Barbara Tosi - 1983


Un segno è l'esemplare parlato

L'universo di un artista è sempre un luogo di infinite e mobili presenze. Allo stesso modo, quello di Simona Weller è popolato di memorie d'arte, di letteratura, di personaggi, quadri e immagini.
Tutto questo mondo articolato e vivido, se da una parte lascia un segno indelebile del suo passaggio, dall'altra è vanificato dalla creatività dell'artista che lo fa suo e lo assorbe a favore di una originale e unica produzione.

Riconoscere nel lavoro gli elementi costitutivi della pittura di Braque: il "valse", o i ritagli di stoffa o la dipinta e mimetica carta da parati, sono più di una memoria, una vera e propria citazione a testimone di quello che costituisce il back-ground culturale e visivo dell'artista.
Chiamare sulla tela storiche porzioni di immagini, senza per questo influenzarne il lavoro nello spirito è possibile solo nel caso in cui questo sia saldamente formato.

Il tirocinio di una pratica di lavoro è la lunga strada che l'artista percorre per giungere sempre ad una meta, che all'arrivo è subito abbandonata.
In questo andare fitto di scoperte, di rapide voltate all'indietro solo per procedere veloci nel cammino della propria tela ideale, che si srotola, incalzata dai colpi di pennello, le immagini compongono il filo logico del proprio procedere.
Le parole assiepate, inintelligibili, sole, hanno, da molto tempo, abitato le tele di Simona Weller, sino ad allungarsi, sciogliersi, deformarsi, ridursi all'essenzialità di una scrittura ormai segreta di segni e colore.
Mentre l'artista scrive ciò che solo raramente diviene parola, la sua traduzione pittorica avviene elegante e leggera, non priva di una garbata ironia. È allora che "Un segno è l'esemplare parlato".

Le parole ormai scaturiscono tutte insieme in un vocìo paradossalmente muto; afone si colorano e guizzano animate in ogni angolo della tela.
I titoli dei quadri giocano allegri e ironici e se da una parte sono il frutto dell'abile penna di Gertrude Stein, dall'altra sono il risultato dell'accorto raccolto di Simona Weller.
In questo modo "L'ode alle ciglia di una signora" fa da contrappunto e conferma che "Un posto non è un tavolo nuovo", del resto tutti sanno che "Un pezzo di caffè non fa perdere tempo", mentre è con una certa circospezione che si può affermare che "In una cintura bianca tutte le ombre sono singolari"; ma tutto ciò lascia il posto sia al didascalico "Come è scritta la pittura", sia alla saggia opzione "Scegli suole grandi e pochi litigi" etc. …
Un gioco che non scherza, ma lieve si deposita a conferma delle infinite possibilità delle ineffabili qualità femminili.
Sebbene non esista una distinzione tra arte femminile o maschile, esistono, invece, le qualità distinte del maschile e del femminile, che a prescindere dal sesso dell'artista emergono dalle tele.

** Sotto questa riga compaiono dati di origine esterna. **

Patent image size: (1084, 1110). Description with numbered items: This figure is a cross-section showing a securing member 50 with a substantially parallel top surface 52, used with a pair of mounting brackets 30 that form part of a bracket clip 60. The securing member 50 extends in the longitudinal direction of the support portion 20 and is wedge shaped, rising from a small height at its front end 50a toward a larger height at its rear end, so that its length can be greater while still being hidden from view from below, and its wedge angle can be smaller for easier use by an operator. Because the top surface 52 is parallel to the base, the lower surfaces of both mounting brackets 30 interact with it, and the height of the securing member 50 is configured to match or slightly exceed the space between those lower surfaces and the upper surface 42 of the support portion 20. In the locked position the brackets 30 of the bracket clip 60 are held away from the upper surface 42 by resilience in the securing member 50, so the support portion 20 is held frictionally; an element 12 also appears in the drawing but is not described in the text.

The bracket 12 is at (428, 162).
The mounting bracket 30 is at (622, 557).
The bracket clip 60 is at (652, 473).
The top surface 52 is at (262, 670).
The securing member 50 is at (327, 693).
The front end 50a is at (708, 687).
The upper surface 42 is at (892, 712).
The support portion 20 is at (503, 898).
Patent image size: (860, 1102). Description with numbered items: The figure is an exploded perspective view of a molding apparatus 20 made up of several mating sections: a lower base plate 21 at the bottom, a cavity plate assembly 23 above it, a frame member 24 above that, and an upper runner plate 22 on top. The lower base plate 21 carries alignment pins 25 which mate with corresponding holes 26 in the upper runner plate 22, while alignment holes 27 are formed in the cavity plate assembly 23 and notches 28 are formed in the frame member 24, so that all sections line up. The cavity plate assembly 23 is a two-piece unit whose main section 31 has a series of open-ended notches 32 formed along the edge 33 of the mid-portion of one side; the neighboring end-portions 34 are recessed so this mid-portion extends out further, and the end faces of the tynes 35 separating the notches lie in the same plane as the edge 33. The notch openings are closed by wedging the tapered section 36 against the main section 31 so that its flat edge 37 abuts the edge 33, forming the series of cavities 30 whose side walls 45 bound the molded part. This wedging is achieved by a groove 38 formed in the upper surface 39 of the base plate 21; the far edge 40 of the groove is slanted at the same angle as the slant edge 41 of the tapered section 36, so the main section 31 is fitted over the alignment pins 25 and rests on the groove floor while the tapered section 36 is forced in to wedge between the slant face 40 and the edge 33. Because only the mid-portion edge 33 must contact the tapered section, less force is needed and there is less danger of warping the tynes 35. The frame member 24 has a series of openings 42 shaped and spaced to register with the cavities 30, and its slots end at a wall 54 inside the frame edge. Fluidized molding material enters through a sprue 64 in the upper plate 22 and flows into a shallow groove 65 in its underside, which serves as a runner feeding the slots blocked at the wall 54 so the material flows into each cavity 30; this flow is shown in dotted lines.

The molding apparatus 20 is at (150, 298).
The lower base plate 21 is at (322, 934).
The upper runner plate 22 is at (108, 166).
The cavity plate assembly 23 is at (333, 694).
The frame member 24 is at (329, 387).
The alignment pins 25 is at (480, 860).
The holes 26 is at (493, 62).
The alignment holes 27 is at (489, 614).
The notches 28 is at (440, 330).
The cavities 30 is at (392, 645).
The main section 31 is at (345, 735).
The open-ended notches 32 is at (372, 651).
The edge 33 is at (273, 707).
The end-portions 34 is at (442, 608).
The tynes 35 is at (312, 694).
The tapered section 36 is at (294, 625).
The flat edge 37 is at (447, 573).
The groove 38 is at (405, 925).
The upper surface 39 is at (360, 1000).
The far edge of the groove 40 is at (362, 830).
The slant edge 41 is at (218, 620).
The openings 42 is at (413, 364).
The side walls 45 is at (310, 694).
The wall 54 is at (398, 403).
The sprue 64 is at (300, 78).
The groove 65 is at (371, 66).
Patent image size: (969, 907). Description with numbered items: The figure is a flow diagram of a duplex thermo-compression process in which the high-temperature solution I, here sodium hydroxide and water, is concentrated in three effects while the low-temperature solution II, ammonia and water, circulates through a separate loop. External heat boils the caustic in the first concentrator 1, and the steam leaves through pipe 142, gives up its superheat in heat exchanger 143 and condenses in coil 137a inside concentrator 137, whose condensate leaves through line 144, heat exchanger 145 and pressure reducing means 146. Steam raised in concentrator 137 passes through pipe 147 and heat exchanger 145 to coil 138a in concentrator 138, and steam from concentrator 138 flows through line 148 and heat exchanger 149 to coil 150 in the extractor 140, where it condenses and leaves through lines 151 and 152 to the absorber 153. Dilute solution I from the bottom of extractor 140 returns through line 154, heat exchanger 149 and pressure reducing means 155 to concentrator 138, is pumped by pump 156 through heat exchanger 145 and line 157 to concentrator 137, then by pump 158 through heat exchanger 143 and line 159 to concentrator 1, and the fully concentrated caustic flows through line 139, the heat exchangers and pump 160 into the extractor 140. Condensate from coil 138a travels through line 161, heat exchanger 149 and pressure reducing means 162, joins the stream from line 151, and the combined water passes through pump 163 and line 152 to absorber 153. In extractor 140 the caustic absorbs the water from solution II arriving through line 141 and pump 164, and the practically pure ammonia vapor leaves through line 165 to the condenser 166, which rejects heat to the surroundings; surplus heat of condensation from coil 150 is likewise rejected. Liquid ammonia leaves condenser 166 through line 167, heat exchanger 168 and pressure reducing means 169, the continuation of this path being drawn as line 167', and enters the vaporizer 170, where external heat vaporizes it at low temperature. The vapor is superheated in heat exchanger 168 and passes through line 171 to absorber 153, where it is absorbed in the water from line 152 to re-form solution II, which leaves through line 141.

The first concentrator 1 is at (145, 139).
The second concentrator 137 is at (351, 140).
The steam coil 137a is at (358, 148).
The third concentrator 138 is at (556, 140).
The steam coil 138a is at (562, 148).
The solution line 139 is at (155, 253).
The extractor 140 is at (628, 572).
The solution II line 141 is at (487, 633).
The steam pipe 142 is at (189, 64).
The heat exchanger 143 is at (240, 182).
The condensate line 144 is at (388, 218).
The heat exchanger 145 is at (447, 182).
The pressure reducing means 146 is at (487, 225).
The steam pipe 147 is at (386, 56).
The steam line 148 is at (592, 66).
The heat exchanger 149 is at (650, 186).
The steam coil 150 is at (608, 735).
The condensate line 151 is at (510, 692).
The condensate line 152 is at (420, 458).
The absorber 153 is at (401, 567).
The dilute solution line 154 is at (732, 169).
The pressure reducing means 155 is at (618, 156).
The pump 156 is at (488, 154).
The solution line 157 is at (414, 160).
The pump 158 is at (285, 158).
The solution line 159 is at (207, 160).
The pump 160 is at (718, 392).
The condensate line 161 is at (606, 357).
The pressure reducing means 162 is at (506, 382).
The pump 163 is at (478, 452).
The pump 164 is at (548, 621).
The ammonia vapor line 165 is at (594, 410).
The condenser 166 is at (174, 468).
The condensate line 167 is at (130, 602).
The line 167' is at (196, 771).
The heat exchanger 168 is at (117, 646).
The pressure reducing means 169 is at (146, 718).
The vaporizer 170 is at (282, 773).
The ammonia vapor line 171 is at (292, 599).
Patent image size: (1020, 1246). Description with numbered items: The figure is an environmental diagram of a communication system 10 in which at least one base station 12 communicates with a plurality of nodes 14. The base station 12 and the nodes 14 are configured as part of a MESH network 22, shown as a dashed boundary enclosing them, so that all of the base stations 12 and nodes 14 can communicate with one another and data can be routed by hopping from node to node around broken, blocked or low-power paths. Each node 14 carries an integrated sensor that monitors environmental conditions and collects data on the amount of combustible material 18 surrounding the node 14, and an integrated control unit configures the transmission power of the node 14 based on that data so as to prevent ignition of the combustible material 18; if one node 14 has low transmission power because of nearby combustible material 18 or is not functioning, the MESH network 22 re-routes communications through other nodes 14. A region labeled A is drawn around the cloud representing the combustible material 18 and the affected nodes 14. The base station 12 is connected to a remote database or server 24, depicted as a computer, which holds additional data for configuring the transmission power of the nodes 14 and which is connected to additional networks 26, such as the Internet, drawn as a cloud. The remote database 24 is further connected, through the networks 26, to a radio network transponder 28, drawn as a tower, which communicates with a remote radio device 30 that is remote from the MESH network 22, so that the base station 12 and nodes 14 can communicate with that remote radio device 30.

Come una proiezione della più celata intimità i quadri rivelano nelle forme e nei colori molto di più di cosa mostrano: un'anima nuova, solo a loro propria, frutto dell'intreccio di disparati elementi.
Se nell'affabulazione a volte caotica, ma sempre intensa del dire femminile di questi ultimi dieci anni, le parole si sono affastellate sino al silenzio, mentre il pensiero è continuamente in fermento; allo stesso modo il dire pittorico di Simona Weller si è materializzato, condensato sulla tela in una pasta cromatica e in forme, che, naturali, escono da un pennello saggio e consapevole.
Nello scorrere acuto e prensile dello sguardo ogni occhio informato potrà cogliere in questa occasione espositiva il percorso della pittura dell'artista.